Cytotoxic T lymphocytes eliminate infected or malignant cells, safeguarding surrounding tissues. Although experimental and systems-immunology studies have cataloged many molecular and cellular actors involved in an immune response, the design principles governing how the speed and magnitude of T-cell responses emerge from cellular decision-making remain elusive. Here, we recast the T-cell response as a feedback-controlled program, wherein the rates of activation, proliferation, differentiation and death are regulated through antigenic, pro- and anti-inflammatory cues.

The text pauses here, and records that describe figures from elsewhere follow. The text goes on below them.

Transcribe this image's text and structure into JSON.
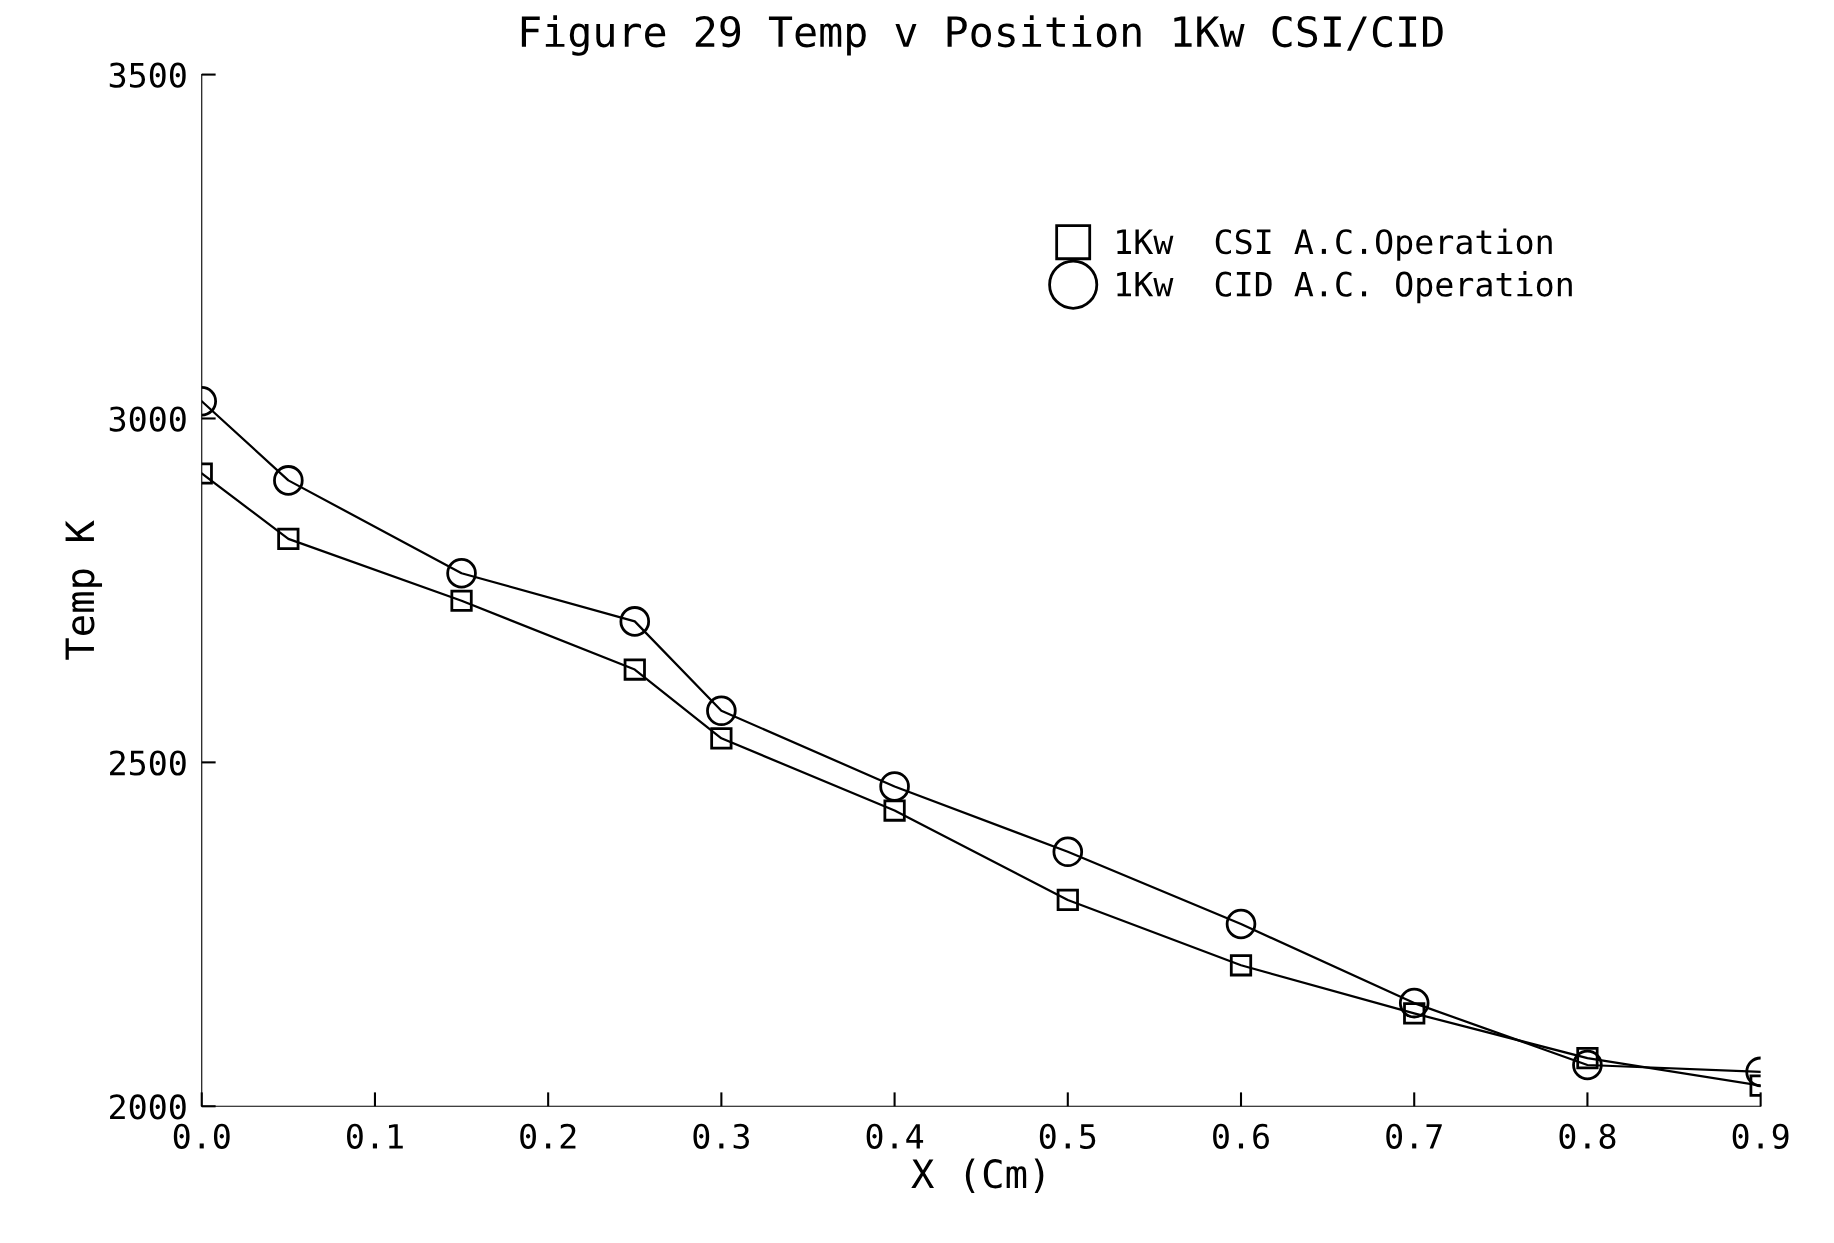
{
  "chart_data": {
    "type": "line",
    "title": "Figure 29 Temp v Position 1Kw CSI/CID",
    "xlabel": "X (Cm)",
    "ylabel": "Temp K",
    "x": [
      0.0,
      0.05,
      0.15,
      0.25,
      0.3,
      0.4,
      0.5,
      0.6,
      0.7,
      0.8,
      0.9
    ],
    "series": [
      {
        "name": "1Kw  CSI A.C.Operation",
        "color": "#000000",
        "marker": "square",
        "values": [
          2920,
          2825,
          2735,
          2635,
          2535,
          2430,
          2300,
          2205,
          2135,
          2070,
          2030
        ]
      },
      {
        "name": "1Kw  CID A.C. Operation",
        "color": "#000000",
        "marker": "circle",
        "values": [
          3025,
          2910,
          2775,
          2705,
          2575,
          2465,
          2370,
          2265,
          2150,
          2060,
          2050
        ]
      }
    ],
    "xlim": [
      0.0,
      0.9
    ],
    "ylim": [
      2000,
      3500
    ],
    "xticks": [
      {
        "value": 0.0,
        "label": "0.0"
      },
      0.1,
      0.2,
      0.3,
      0.4,
      0.5,
      0.6,
      0.7,
      0.8,
      0.9
    ],
    "yticks": [
      2000,
      2500,
      3000,
      3500
    ],
    "legend": "top right",
    "line_style": "solid"
  }
}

By exploring a broad class of feedback-controller designs as potential immune programs, we demonstrate how the speed and magnitude of T-cell responses emerge from optimizing signal-feedback to protect against diverse infection settings. We recover an inherent trade-off: infection clearance at the cost of immunopathology. We show how this trade-off is encoded into the logic of T-cell responses by hierarchical sensitivity to different immune signals. Notably, we find that designs that balance harm from acute infections and autoimmunity produce immune responses consistent with experimentally observed patterns of T-cell effector expansion in mice. Extending our model to immune-based T-cell therapies for cancer tumors, we identify a trade-off between the affinity for tumor antigens ("quality") and the abundance ("quantity") of infused T-cells necessary for effective treatment. Finally, we show how therapeutic efficacy can be improved by targeted genetic perturbations to T-cells. Our findings offer a unified control-logic for cytotoxic T-cell responses and point to specific regulatory programs that can be engineered for more robust T-cell therapies.